Figure 8d shows the setup of the bending test of the flexible sensors. One end of the flexible sensor was fixed, and the degree of curvature is characterized by the bending angle, as illustrated in Figure 8d. The resistance was also recorded using an ARDUINO microcontroller during the bending process. The results (Figure 8e) showed a clear response of the sensor, with the resistance increasing as the bending angle increased (more bending). The increase in resistance can be interpreted according to the same explanation as the one given for the tensile tests: the bending results in the disconnection of the paper LIG fibers, which in turn leads to an increase in resistance.
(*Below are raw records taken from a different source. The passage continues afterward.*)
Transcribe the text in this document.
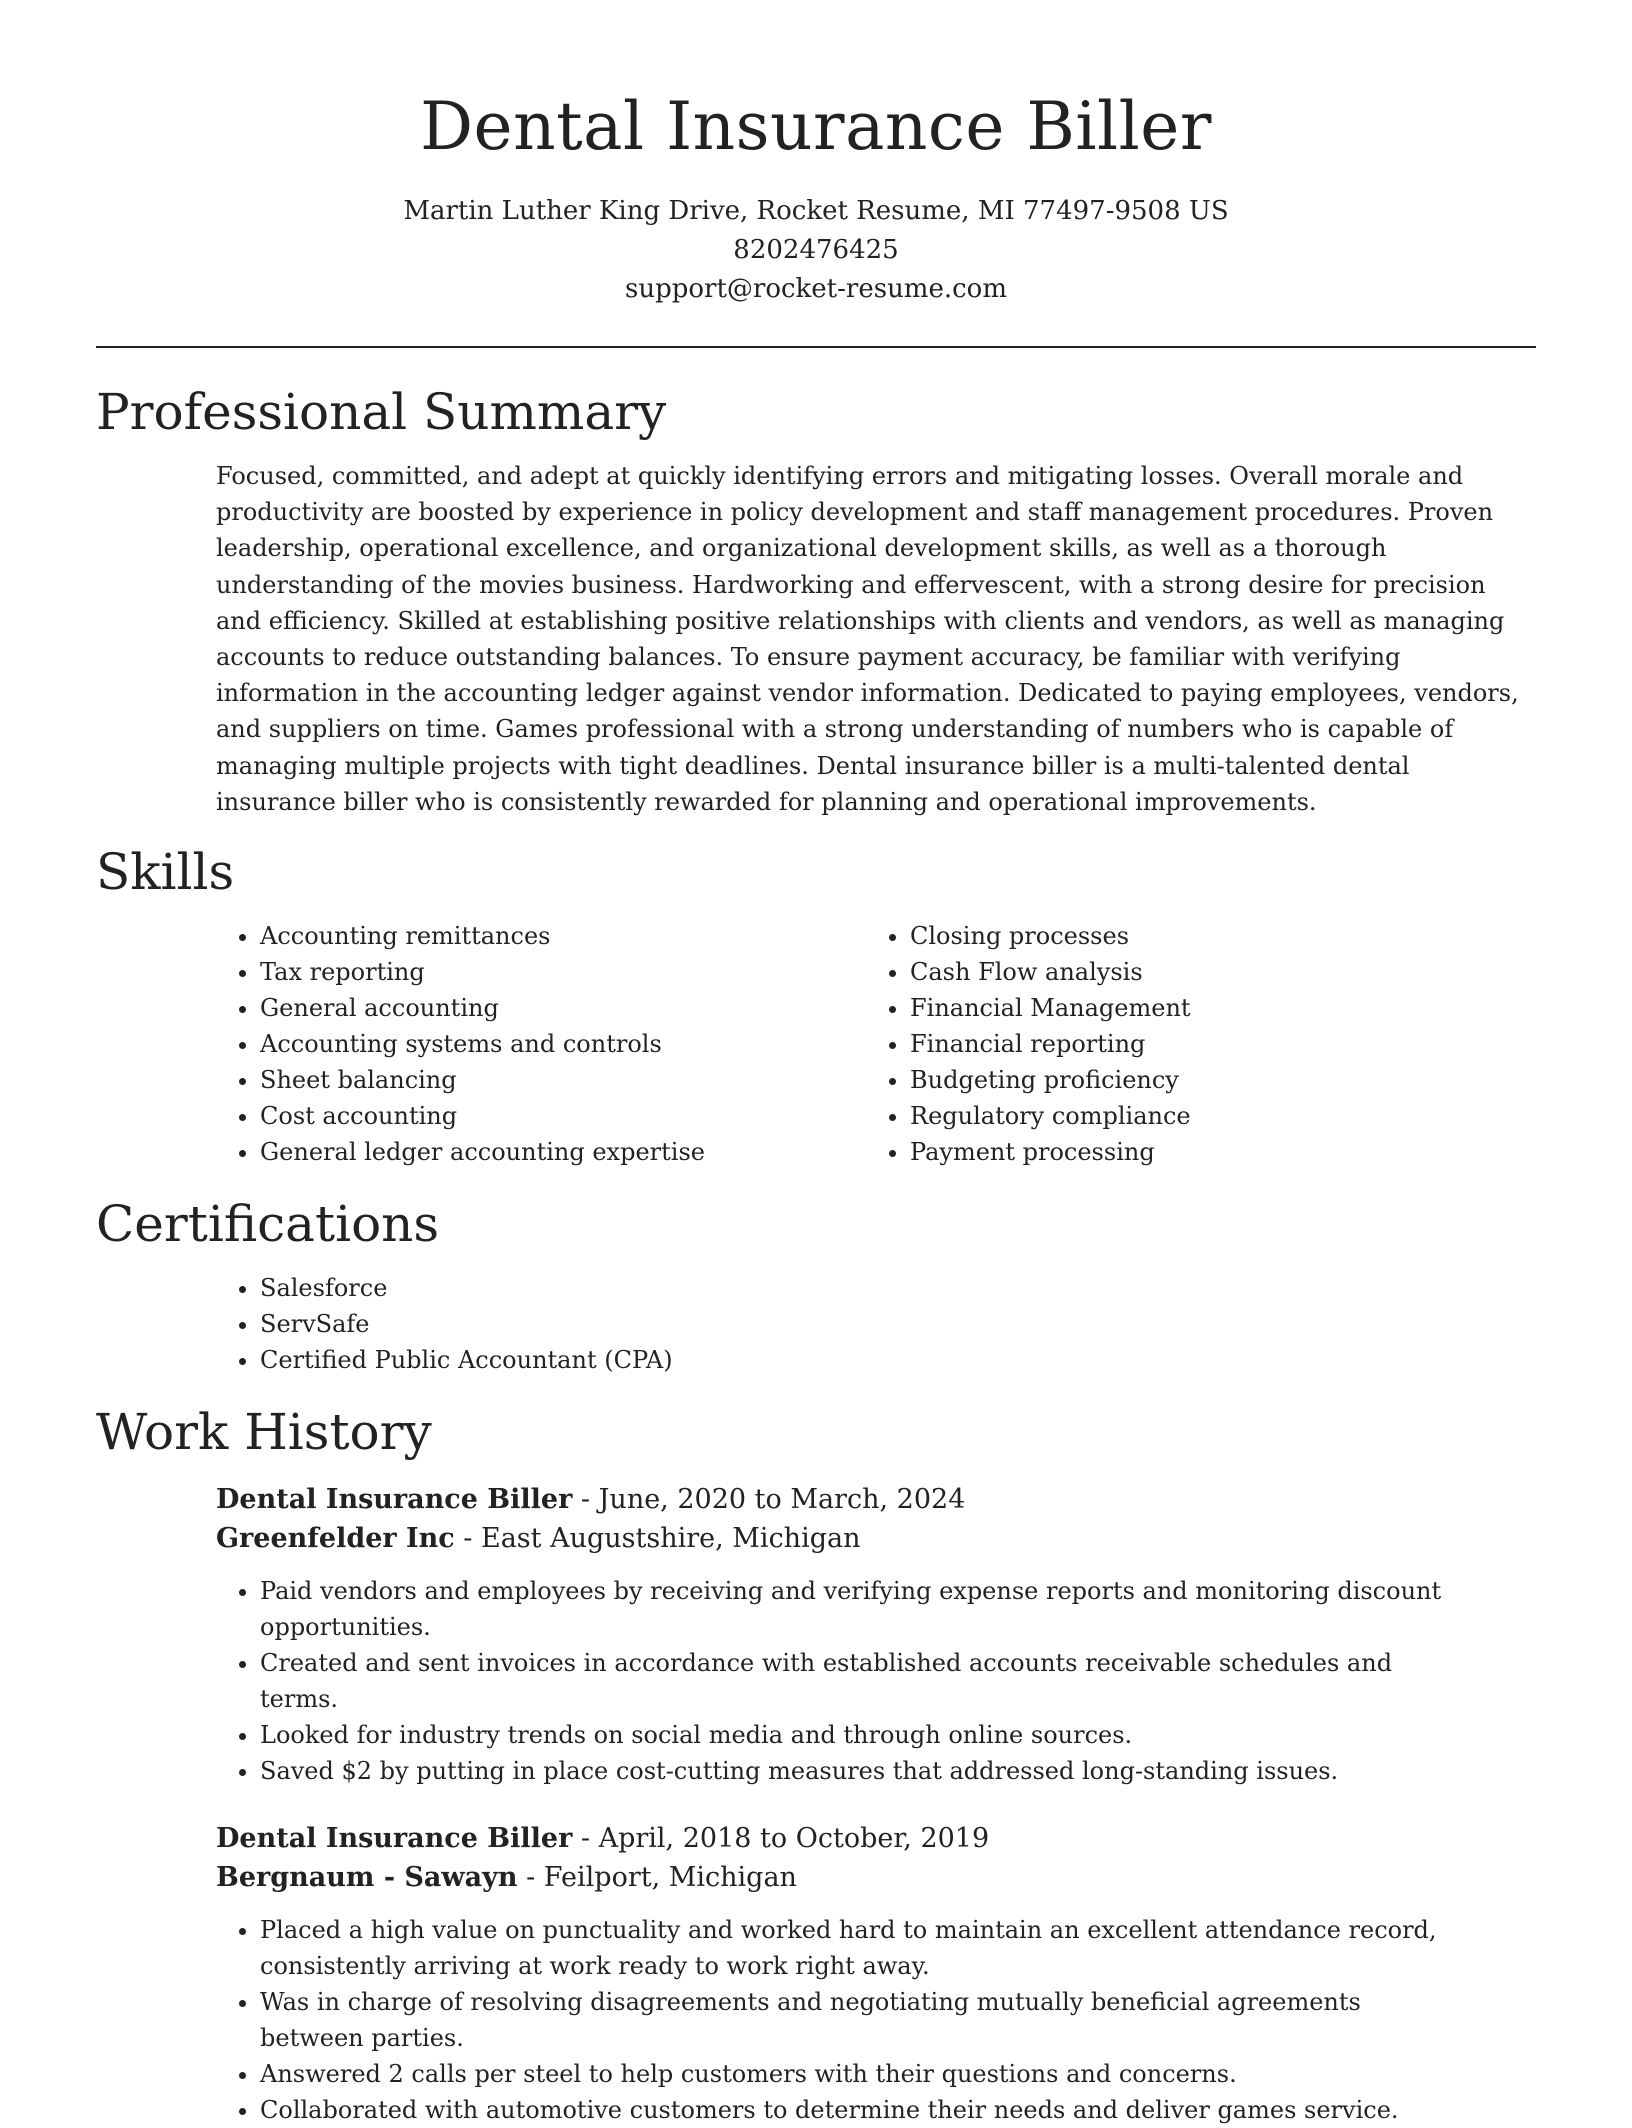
Dental Insurance Biller
Martin Luther King Drive, Rocket Resume, MI 77497-9508 US
8202476425
support@rocket-resume.com
Professional Summary

Focused, committed, and adept at quickly identifying errors and mitigating losses. Overall morale and productivity are boosted by experience in policy development and staff management procedures. Proven leadership, operational excellence, and organizational development skills, as well as a thorough understanding of the movies business. Hardworking and effervescent, with a strong desire for precision and efficiency. Skilled at establishing positive relationships with clients and vendors, as well as managing accounts to reduce outstanding balances. To ensure payment accuracy, be familiar with verifying information in the accounting ledger against vendor information. Dedicated to paying employees, vendors, and suppliers on time. Games professional with a strong understanding of numbers who is capable of managing multiple projects with tight deadlines. Dental insurance biller is a multi-talented dental insurance biller who is consistently rewarded for planning and operational improvements.

Skills
• Accounting remittances
• Tax reporting
• General accounting
• Accounting systems and controls
• Sheet balancing
• Cost accounting
• General ledger accounting expertise
• Closing processes
• Cash Flow analysis
• Financial Management
• Financial reporting
• Budgeting proficiency
• Regulatory compliance
• Payment processing
Certifications
• Salesforce
• ServSafe
• Certified Public Accountant (CPA)
Work History
Dental Insurance Biller - June, 2020 to March, 2024
Greenfelder Inc - East Augustshire, Michigan
• Paid vendors and employees by receiving and verifying expense reports and monitoring discount opportunities.
• Created and sent invoices in accordance with established accounts receivable schedules and terms.
• Looked for industry trends on social media and through online sources.
• Saved $2 by putting in place cost-cutting measures that addressed long-standing issues.
Dental Insurance Biller - April, 2018 to October, 2019
Bergnaum - Sawayn - Feilport, Michigan
• Placed a high value on punctuality and worked hard to maintain an excellent attendance record, consistently arriving at work ready to work right away.
• Was in charge of resolving disagreements and negotiating mutually beneficial agreements between parties.
• Answered 2 calls per steel to help customers with their questions and concerns.
• Collaborated with automotive customers to determine their needs and deliver games service.
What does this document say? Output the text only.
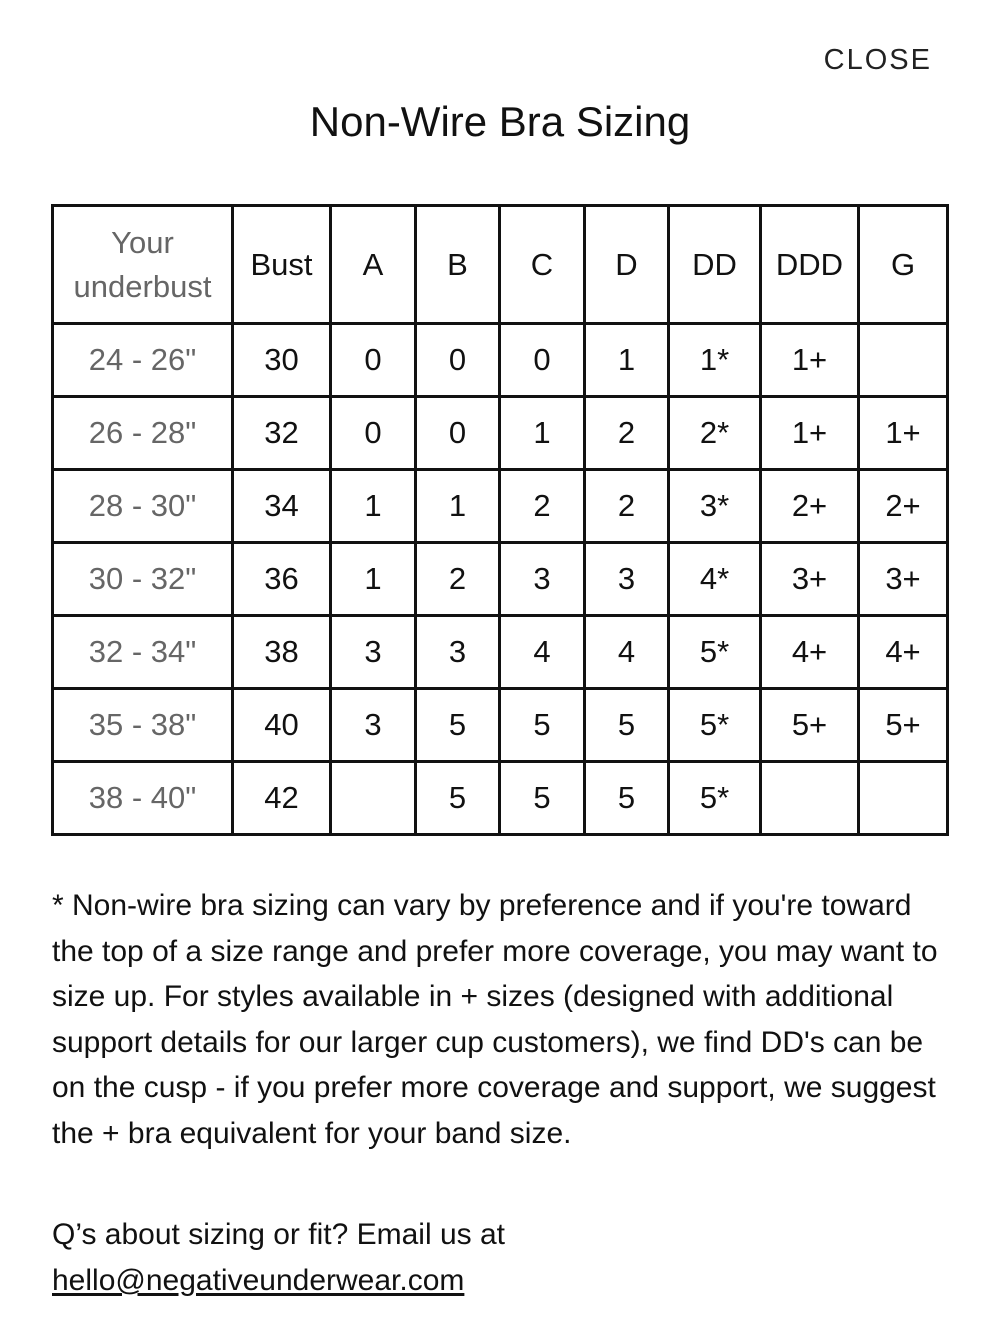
CLOSE
Non-Wire Bra Sizing
Your
underbust	Bust	A	B	C	D	DD	DDD	G
24 - 26"	30	0	0	0	1	1*	1+	
26 - 28"	32	0	0	1	2	2*	1+	1+
28 - 30"	34	1	1	2	2	3*	2+	2+
30 - 32"	36	1	2	3	3	4*	3+	3+
32 - 34"	38	3	3	4	4	5*	4+	4+
35 - 38"	40	3	5	5	5	5*	5+	5+
38 - 40"	42		5	5	5	5*		

* Non-wire bra sizing can vary by preference and if you're toward the top of a size range and prefer more coverage, you may want to size up. For styles available in + sizes (designed with additional support details for our larger cup customers), we find DD's can be on the cusp - if you prefer more coverage and support, we suggest the + bra equivalent for your band size.

Q’s about sizing or fit? Email us at
hello@negativeunderwear.com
Furthermore, it is noteworthy that the response times of the sensors were 160 and 140 ms for the rise and fall times, respectively (Figure 8f).
More specifically, the LIG-based sensor also exhibited an excellent combination of quick response and exceptional durability. Figure 8g shows the response of relative resistance changes in the cyclic bending tests. After 1000 cycles of bending tests under a bending angle of 180 degrees, the response of the relative resistance changes in the flexible sensor was almost identical to that in the very first bending cycles (as illustrated in the zoomed-in section of the long-term tests, Figure 8g). This confirms its capability in wearable electronics.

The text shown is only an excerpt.